A exibição, entre os dias 5 a 31 de maio com 14 filmes do diretor, será realizada através do Circuito Inffinito de Festivais, que, após 25 anos de existência e tendo à frente as irmãs Adriana e Claudia Dutra e a sócia, Viviane Spinelli, vai abrir sua temporada com uma etapa online e gratuita, utilizando uma plataforma de streaming criada para a exibição de conteúdos exclusivos (www.inff.online). O público terá acesso a filmes do diretor, entre eles o inédito “Os 8 Magníficos”, último longa rodado por ele, em 2017. O documentário descortina um almoço dominical com os atores Maria Ribeiro, Fernanda Torres, Wagner Moura, Carolina Dieckmann, Sophie Charlotte, Mateus Solano, Alexandre Nero e Du Moscovis e tem uma discussão sincera e existencialista sobre a arte de representar, o amor e a vida.
No período da mostra, artistas ligados a Domingos, como Maitê, Priscila Rosenbaum, Maria Ribeiro, e Betty Faria discutirão sua obra em lives nas redes sociais do festival. “Ele era um filosofo que tratava do amor.
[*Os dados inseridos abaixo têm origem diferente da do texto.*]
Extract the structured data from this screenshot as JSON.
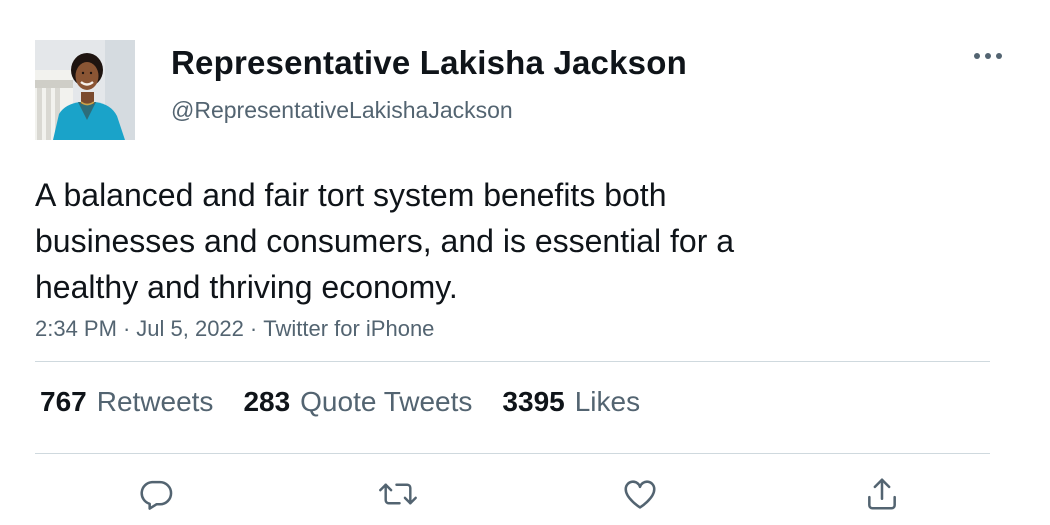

Os intelectuais consideram muitas vezes esse um tema menor, mas não é. Domingos era completamente verdadeiro, porque acreditava que o amor resgatava tudo. Ele vivia intensamente, até o último momento”.
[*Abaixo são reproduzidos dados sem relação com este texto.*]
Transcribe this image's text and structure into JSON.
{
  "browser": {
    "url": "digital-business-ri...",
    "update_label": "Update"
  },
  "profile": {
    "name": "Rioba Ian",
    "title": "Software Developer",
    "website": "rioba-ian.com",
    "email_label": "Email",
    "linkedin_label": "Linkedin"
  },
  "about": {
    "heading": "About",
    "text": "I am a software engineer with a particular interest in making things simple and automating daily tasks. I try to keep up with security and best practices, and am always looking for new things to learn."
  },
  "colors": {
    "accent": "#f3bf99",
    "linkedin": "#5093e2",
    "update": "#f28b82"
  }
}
Maitê recorda das filmagens de “Primeiro Dia de um Ano Qualquer” (2015), que foi filmado em seu sítio, na Região Serrana do Rio. “Têm muitas histórias boas. Teve uma época, que Domingos já estava doente (o diretor lutava contra o Mal de Parkinson), e ia para o meu sitio, e melhorava. Ele ficava animado, tínhamos medo dele se machucar, mas Domingos ficava feliz da vida. E teve um dia que ele começou a fazer fotos de lá, dizia que queria fazer uma foto contínua, e eu disse que isso tinha nome e ele sabia fazer. Assim nasceu esse filme”, lembra. “No roteiro incluímos muitas histórias particulares. Você dizia uma frase para o Domingos e era um perigo (risos), entrava no filme. Mas ele colocava na boca de outro ator. Sabe por que o nome deste filme foi o primeiro dia de um ano qualquer? Porque tudo era filmado enquanto tinha mais luz do dia, porque não tínhamos um tostão. Todo mundo ficou na minha casa. Umas 40 pessoas passaram por lá. Até meus cachorros entraram no filme”.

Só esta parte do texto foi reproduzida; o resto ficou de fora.